Придя к такому выводу, Турецкий решил отложить свои размышления на завтра, а пока, так как сон не шел — видно, не прошло еще напряжение длинного дня, которое он, если быть честным перед собой, парочку раз все-таки снял, и с отменным удовольствием, — так вот, пока не спалось, он решил вернуться к последним страничкам кокоринского дневника. Не к самым последним, где огорченный Америкой Вадим, проявлявший на протяжении всех своих записей определенную сдержанность и спокойную рассудительность начинающего писателя, вдруг словно превратился в какого-то похотливого павиана, живописующего именно те моменты, которые в любовных отношениях обычно отмечаются многоточиями. Турецкого интересовали последние американские записи, касавшиеся именно судеб Бруткова и Красновского. Правда, оставались еще не прочитанными мемуары папаши, самый их конец, где, как мельком заметил Турецкий, поминалась, и не раз, фамилия Бруткова. Но это чтение, как говорится, не для слабонервных. И уж во всяком случае, не в трясущемся вагоне. Это как те же английские переводы — сперва необходимо придать им соответствующую читаемую форму.
А что касается дневника Кокорина, то Александр Борисович еще днем, поставив баранину в духовку, торжественно удалился в комнату, закрыл за собой дверь и, естественно, первым делом сунул нос именно в те страницы, которые Лиза не без основания могла считать в некотором роде своим позором. Ну как же удержаться! Нет, будучи джентльменом до кончиков ногтей, Турецкий искренне предложил Лизе сжечь эти страницы, порвать, развеять по ветру. А она почему-то вдруг положилась на его совесть. Интересное дело! Откуда может быть столь сентиментальная совесть у старшего следователя, у «важняка»? Да еще в таких щепетильных вопросах! Вот он и приступил с каменно-неприступным выражением лица к чтению записей этого павиана, этого сукина сына…
То ли это была буйная эротическая фантазия, то ли некая программа будущих действий, Турецкий не хотел, да и не стал бы в этом разбираться, даже если бы и смог. Как сказал бы по такому поводу Денис Андреевич Грязнов — принципиальный знаток немецкого языка и единственный любимый племянник Вячеслава: «Дядя Саша — это все плюсквамперфект, то есть предпрошедшее время». Что сам Турецкий перевел бы так: с одной стороны, вроде и прошедшее, а с другой — еще слишком свежи впечатления.

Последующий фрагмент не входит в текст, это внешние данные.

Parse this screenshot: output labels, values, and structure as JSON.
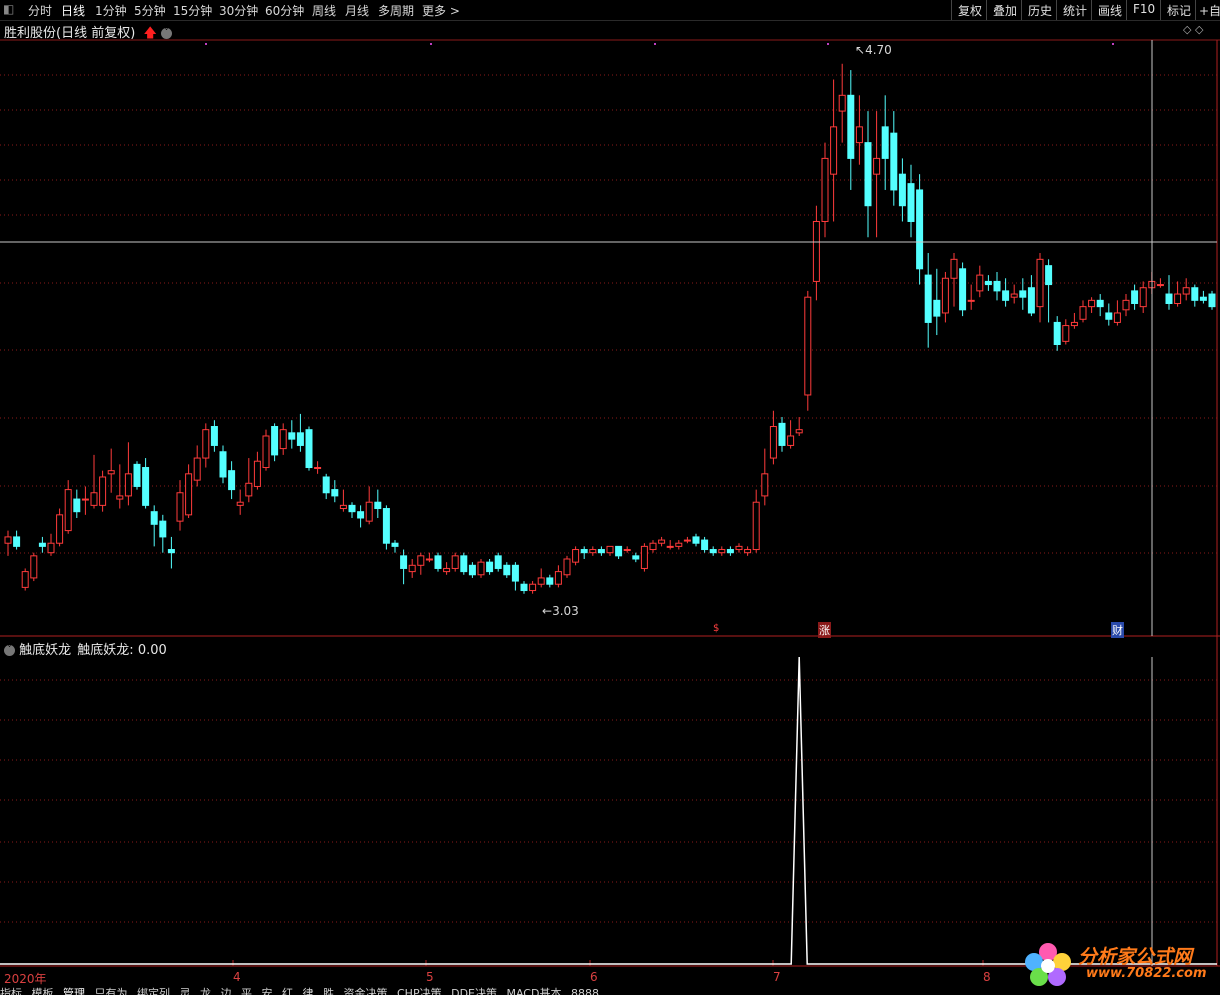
{
  "toolbar": {
    "periods": [
      "分时",
      "日线",
      "1分钟",
      "5分钟",
      "15分钟",
      "30分钟",
      "60分钟",
      "周线",
      "月线",
      "多周期",
      "更多 >"
    ],
    "active_period": "日线",
    "right_buttons": [
      "复权",
      "叠加",
      "历史",
      "统计",
      "画线",
      "F10",
      "标记",
      "+自"
    ]
  },
  "stock": {
    "name": "胜利股份",
    "mode": "(日线 前复权)"
  },
  "price_labels": {
    "high": "4.70",
    "low": "3.03"
  },
  "event_markers": [
    "$",
    "涨",
    "财"
  ],
  "indicator": {
    "title": "触底妖龙",
    "label": "触底妖龙:",
    "value": "0.00"
  },
  "date_axis": [
    "2020年",
    "4",
    "5",
    "6",
    "7",
    "8"
  ],
  "bottom_tabs": [
    "指标",
    "模板",
    "管理",
    "只有为",
    "绑定列",
    "灵",
    "龙",
    "边",
    "平",
    "安",
    "红",
    "律",
    "胜",
    "资金决策",
    "CHP决策",
    "DDE决策",
    "MACD基本",
    "8888"
  ],
  "watermark": {
    "site": "分析家公式网",
    "url": "www.70822.com"
  },
  "colors": {
    "up": "#ff3b3b",
    "down": "#54ffff",
    "grid": "#8a1a1a",
    "text": "#c0c0c0"
  },
  "chart_data": {
    "type": "candlestick",
    "series_name": "胜利股份",
    "ylim": [
      3.0,
      4.75
    ],
    "high_label": 4.7,
    "low_label": 3.03,
    "candles": [
      [
        3.18,
        3.2,
        3.14,
        3.22
      ],
      [
        3.2,
        3.17,
        3.16,
        3.22
      ],
      [
        3.04,
        3.09,
        3.03,
        3.1
      ],
      [
        3.07,
        3.14,
        3.06,
        3.15
      ],
      [
        3.18,
        3.17,
        3.15,
        3.2
      ],
      [
        3.15,
        3.18,
        3.14,
        3.21
      ],
      [
        3.18,
        3.27,
        3.17,
        3.29
      ],
      [
        3.22,
        3.35,
        3.21,
        3.38
      ],
      [
        3.32,
        3.28,
        3.26,
        3.35
      ],
      [
        3.32,
        3.32,
        3.27,
        3.36
      ],
      [
        3.3,
        3.34,
        3.29,
        3.46
      ],
      [
        3.3,
        3.39,
        3.28,
        3.41
      ],
      [
        3.4,
        3.41,
        3.34,
        3.48
      ],
      [
        3.32,
        3.33,
        3.29,
        3.43
      ],
      [
        3.33,
        3.4,
        3.3,
        3.5
      ],
      [
        3.43,
        3.36,
        3.35,
        3.44
      ],
      [
        3.42,
        3.3,
        3.29,
        3.45
      ],
      [
        3.28,
        3.24,
        3.17,
        3.3
      ],
      [
        3.25,
        3.2,
        3.15,
        3.27
      ],
      [
        3.16,
        3.15,
        3.1,
        3.2
      ],
      [
        3.25,
        3.34,
        3.22,
        3.38
      ],
      [
        3.27,
        3.4,
        3.26,
        3.43
      ],
      [
        3.38,
        3.45,
        3.36,
        3.49
      ],
      [
        3.45,
        3.54,
        3.42,
        3.56
      ],
      [
        3.55,
        3.49,
        3.47,
        3.57
      ],
      [
        3.47,
        3.39,
        3.37,
        3.49
      ],
      [
        3.41,
        3.35,
        3.32,
        3.44
      ],
      [
        3.3,
        3.31,
        3.27,
        3.35
      ],
      [
        3.33,
        3.37,
        3.31,
        3.45
      ],
      [
        3.36,
        3.44,
        3.35,
        3.47
      ],
      [
        3.42,
        3.52,
        3.41,
        3.54
      ],
      [
        3.55,
        3.46,
        3.44,
        3.56
      ],
      [
        3.48,
        3.54,
        3.46,
        3.56
      ],
      [
        3.53,
        3.51,
        3.48,
        3.57
      ],
      [
        3.53,
        3.49,
        3.47,
        3.59
      ],
      [
        3.54,
        3.42,
        3.41,
        3.55
      ],
      [
        3.42,
        3.42,
        3.4,
        3.44
      ],
      [
        3.39,
        3.34,
        3.32,
        3.4
      ],
      [
        3.35,
        3.33,
        3.31,
        3.38
      ],
      [
        3.29,
        3.3,
        3.28,
        3.35
      ],
      [
        3.3,
        3.28,
        3.26,
        3.31
      ],
      [
        3.28,
        3.26,
        3.23,
        3.3
      ],
      [
        3.25,
        3.31,
        3.24,
        3.36
      ],
      [
        3.31,
        3.29,
        3.26,
        3.35
      ],
      [
        3.29,
        3.18,
        3.16,
        3.3
      ],
      [
        3.18,
        3.17,
        3.15,
        3.19
      ],
      [
        3.14,
        3.1,
        3.05,
        3.16
      ],
      [
        3.09,
        3.11,
        3.07,
        3.13
      ],
      [
        3.11,
        3.14,
        3.08,
        3.15
      ],
      [
        3.13,
        3.13,
        3.12,
        3.15
      ],
      [
        3.14,
        3.1,
        3.09,
        3.15
      ],
      [
        3.09,
        3.1,
        3.08,
        3.12
      ],
      [
        3.1,
        3.14,
        3.09,
        3.15
      ],
      [
        3.14,
        3.09,
        3.08,
        3.15
      ],
      [
        3.11,
        3.08,
        3.07,
        3.12
      ],
      [
        3.08,
        3.12,
        3.07,
        3.13
      ],
      [
        3.12,
        3.09,
        3.08,
        3.13
      ],
      [
        3.14,
        3.1,
        3.09,
        3.15
      ],
      [
        3.11,
        3.08,
        3.07,
        3.12
      ],
      [
        3.11,
        3.06,
        3.03,
        3.12
      ],
      [
        3.05,
        3.03,
        3.02,
        3.06
      ],
      [
        3.03,
        3.05,
        3.02,
        3.06
      ],
      [
        3.05,
        3.07,
        3.04,
        3.1
      ],
      [
        3.07,
        3.05,
        3.04,
        3.08
      ],
      [
        3.05,
        3.09,
        3.04,
        3.11
      ],
      [
        3.08,
        3.13,
        3.07,
        3.14
      ],
      [
        3.12,
        3.16,
        3.11,
        3.17
      ],
      [
        3.16,
        3.15,
        3.13,
        3.17
      ],
      [
        3.15,
        3.16,
        3.14,
        3.17
      ],
      [
        3.16,
        3.15,
        3.14,
        3.17
      ],
      [
        3.15,
        3.17,
        3.14,
        3.17
      ],
      [
        3.17,
        3.14,
        3.13,
        3.17
      ],
      [
        3.16,
        3.16,
        3.15,
        3.17
      ],
      [
        3.14,
        3.13,
        3.12,
        3.15
      ],
      [
        3.1,
        3.17,
        3.09,
        3.18
      ],
      [
        3.16,
        3.18,
        3.15,
        3.19
      ],
      [
        3.18,
        3.19,
        3.17,
        3.2
      ],
      [
        3.17,
        3.17,
        3.16,
        3.19
      ],
      [
        3.17,
        3.18,
        3.16,
        3.19
      ],
      [
        3.19,
        3.19,
        3.18,
        3.2
      ],
      [
        3.2,
        3.18,
        3.17,
        3.21
      ],
      [
        3.19,
        3.16,
        3.15,
        3.2
      ],
      [
        3.16,
        3.15,
        3.14,
        3.17
      ],
      [
        3.15,
        3.16,
        3.14,
        3.17
      ],
      [
        3.16,
        3.15,
        3.14,
        3.17
      ],
      [
        3.16,
        3.17,
        3.15,
        3.18
      ],
      [
        3.15,
        3.16,
        3.14,
        3.17
      ],
      [
        3.16,
        3.31,
        3.15,
        3.35
      ],
      [
        3.33,
        3.4,
        3.3,
        3.48
      ],
      [
        3.45,
        3.55,
        3.43,
        3.6
      ],
      [
        3.56,
        3.49,
        3.47,
        3.58
      ],
      [
        3.49,
        3.52,
        3.48,
        3.57
      ],
      [
        3.53,
        3.54,
        3.52,
        3.58
      ],
      [
        3.65,
        3.96,
        3.6,
        3.98
      ],
      [
        4.01,
        4.2,
        3.95,
        4.25
      ],
      [
        4.2,
        4.4,
        4.15,
        4.45
      ],
      [
        4.35,
        4.5,
        4.2,
        4.65
      ],
      [
        4.55,
        4.6,
        4.45,
        4.7
      ],
      [
        4.6,
        4.4,
        4.3,
        4.68
      ],
      [
        4.45,
        4.5,
        4.38,
        4.6
      ],
      [
        4.45,
        4.25,
        4.15,
        4.55
      ],
      [
        4.35,
        4.4,
        4.15,
        4.55
      ],
      [
        4.5,
        4.4,
        4.3,
        4.6
      ],
      [
        4.48,
        4.3,
        4.25,
        4.55
      ],
      [
        4.35,
        4.25,
        4.2,
        4.4
      ],
      [
        4.32,
        4.2,
        4.15,
        4.38
      ],
      [
        4.3,
        4.05,
        4.0,
        4.35
      ],
      [
        4.03,
        3.88,
        3.8,
        4.1
      ],
      [
        3.95,
        3.9,
        3.84,
        4.05
      ],
      [
        3.91,
        4.02,
        3.88,
        4.04
      ],
      [
        4.02,
        4.08,
        3.93,
        4.1
      ],
      [
        4.05,
        3.92,
        3.9,
        4.07
      ],
      [
        3.95,
        3.95,
        3.92,
        4.0
      ],
      [
        3.98,
        4.03,
        3.96,
        4.06
      ],
      [
        4.01,
        4.0,
        3.98,
        4.03
      ],
      [
        4.01,
        3.98,
        3.95,
        4.04
      ],
      [
        3.98,
        3.95,
        3.93,
        4.02
      ],
      [
        3.96,
        3.97,
        3.94,
        4.0
      ],
      [
        3.98,
        3.96,
        3.92,
        4.02
      ],
      [
        3.99,
        3.91,
        3.9,
        4.03
      ],
      [
        3.93,
        4.08,
        3.88,
        4.1
      ],
      [
        4.06,
        4.0,
        3.88,
        4.08
      ],
      [
        3.88,
        3.81,
        3.79,
        3.9
      ],
      [
        3.82,
        3.87,
        3.81,
        3.89
      ],
      [
        3.87,
        3.88,
        3.86,
        3.91
      ],
      [
        3.89,
        3.93,
        3.88,
        3.95
      ],
      [
        3.93,
        3.95,
        3.91,
        3.96
      ],
      [
        3.95,
        3.93,
        3.9,
        3.97
      ],
      [
        3.91,
        3.89,
        3.87,
        3.94
      ],
      [
        3.88,
        3.91,
        3.87,
        3.95
      ],
      [
        3.92,
        3.95,
        3.9,
        3.97
      ],
      [
        3.98,
        3.94,
        3.92,
        4.0
      ],
      [
        3.93,
        3.99,
        3.91,
        4.01
      ],
      [
        3.99,
        4.01,
        3.97,
        4.04
      ],
      [
        4.0,
        4.0,
        3.99,
        4.02
      ],
      [
        3.97,
        3.94,
        3.92,
        4.03
      ],
      [
        3.94,
        3.97,
        3.93,
        4.01
      ],
      [
        3.97,
        3.99,
        3.95,
        4.02
      ],
      [
        3.99,
        3.95,
        3.93,
        4.0
      ],
      [
        3.96,
        3.95,
        3.94,
        3.98
      ],
      [
        3.97,
        3.93,
        3.92,
        3.98
      ]
    ],
    "indicator": {
      "name": "触底妖龙",
      "spike_at_candle": 92,
      "spike_value": 1,
      "baseline": 0
    }
  }
}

Конечно, ничего подобного Лизе он говорить не стал бы, да и никакая ревность его не мучила, как не относил он себя и к людям с некоторыми генетическими пороками. Поэтому когда Лиза, полагая, что ее простодушная хитрость незаметна, как бы между прочим поинтересовалась, проглядел ли он последние странички дневника, Александр Борисович не стал обсуждать эту тему, а лишь небрежно заметил:
— Чушь собачья… Да и вообще, все это мы с тобой уже проходили.
И Лиза благодарно улыбнулась. Это Лиза — для которой собственная вскинутая в страсти нога еще полчаса назад казалась верхом неприличия! Есть же такие люди!..
Она хорошо сказала: «Это не твоя победа». Чем сразу поставила все точки. Может быть, поэтому Турецкий сейчас и не испытывал никаких угрызений совести. Он не искал для себя оправданий, потому что не считал содеянное проступком, наказуемым свыше. Как раз наоборот: сделай добро человеку — и тебе зачтется. И какое может быть зло там, где всем хорошо? Если разобраться, это отличная философия, в ней нет никакого цинизма, а исключительно человеколюбие и забота об одиноком ближнем. Одиноком! Вот в чем суть. Кто-то же должен заботиться об этих замечательных людях? Особенно — женщинах! Не все же передоверять государству! У него и своих забот хватает!..
— Стоп, — сказал себе Турецкий. — Я, кажется, никогда не был особо склонен ни к мазохизму, ни к самоуничижению. А угрызения совести — это всего лишь оборотная сторона удовольствия… И он, успокоенный, взялся за рукописные листы в клеточку.
ОКОНЧАНИЕ ДНЕВНИКА ВАДИМА КОКОРИНА
«…Оказывается, отец был близко знаком с Александром Галичем. Это меня несколько повергло, если говорить честно. Это ведь другой мир, в котором благополучные, в общем, люди почему-то неожиданно выступали против собственного благополучия. Так ведь получается! А те, которые не выступали, значит, так и жили с удобной подлянкой в душе? Конечно, не все так примитивно, но… близко, очень близко…
Следуя настоятельному совету Евгения Всеволодовича, я отставил все другие дела, не стал никуда звонить и ни с кем встречаться, а вместо этого плотно залег у Заславского в его кабинете, сунул под голову подушку с истинно русским названием «думочка» — это чтоб мысли приходили умные, так, наверное… и взял в руки отцовское сочинение.